The Overture sixteenth opens with rather heavy tread – the dotted rhythms don’t really sound ideally free but the fughetto is played with careful attention to dynamic variance and the left hand is strongly shaped and animated. She takes crucial extra time in the seventeenth by which to articulate the various intoxicating voicings – impressive indeed – and the succeeding canon is again very modestly paced. Her gravity in the Allegro twentieth is palpable – and the extra time (even if no more than 10 seconds more than, say, Craig Sheppard) makes a real difference to the character of the variation. She is ostensibly quite slow in the seventh canon but keeps it flowing forward accompanied by little nuances of dynamic inflection. Strong and forcible in the Alle breve twenty-second I found that at her adopted tempo in the following variation the humour is more than a little laboured.

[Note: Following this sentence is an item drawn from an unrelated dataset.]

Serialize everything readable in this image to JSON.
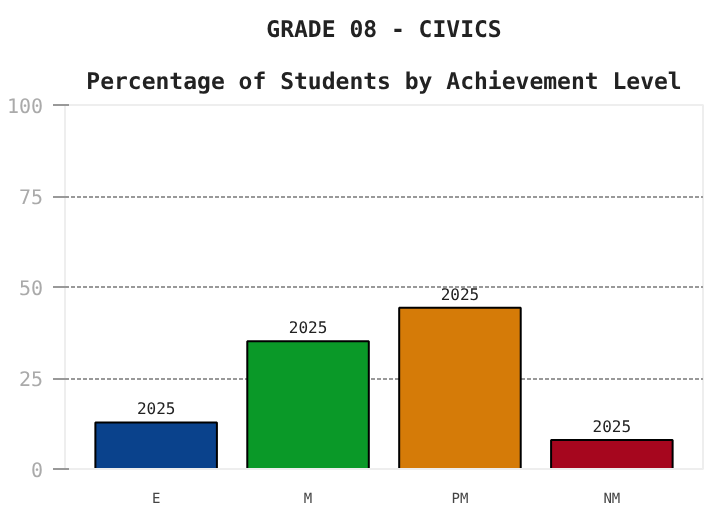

By the eighth canon I was aware that there was sometimes a lack of differentiation of tone in the performance, that Hatto’s arching imperatives came into conflict with the individual life of each variation. Still, the moderato twenty-sixth flows evenly and there is a welcome lack of brittleness and hardening in the ninth canon – her little agogics are delightful and her potential for contrastive colouration optimum. Bluff rather than ponderous in the Allegro twenty-eighth the inner voiced trills are somewhat too recessed and whilst she is clear and precise in the Brillante twenty-ninth she is, once more, slow. The gravity she brings to the Quodlibet – spacious, considered, very slow is in itself remarkable but I found it lacked joy and surge and that the diminuendo and lengthy pause before the return of the Aria sapped the final moments of cumulative, vexatious and contrary meaning - and also of moving depth as well. Others may well feel differently and indeed differently about the whole performance. I found it a deeply pondered arch, an attempt at binding the variations through a spine of consonance but one about which I had some strong misgivings and found frustratingly uneven.

Her Chromatic Fantasia and Fugue is neither over stressed nor over pedalled. She doesn’t strive for huge dynamic gradients, instead developing some considerable intensity as the Fantasia develops and her Fugue generates a pealing grandeur. The softened dynamics of the A minor Fugue and the way she brings out the bass melody are tremendously attractive, animated by a generous romanticism.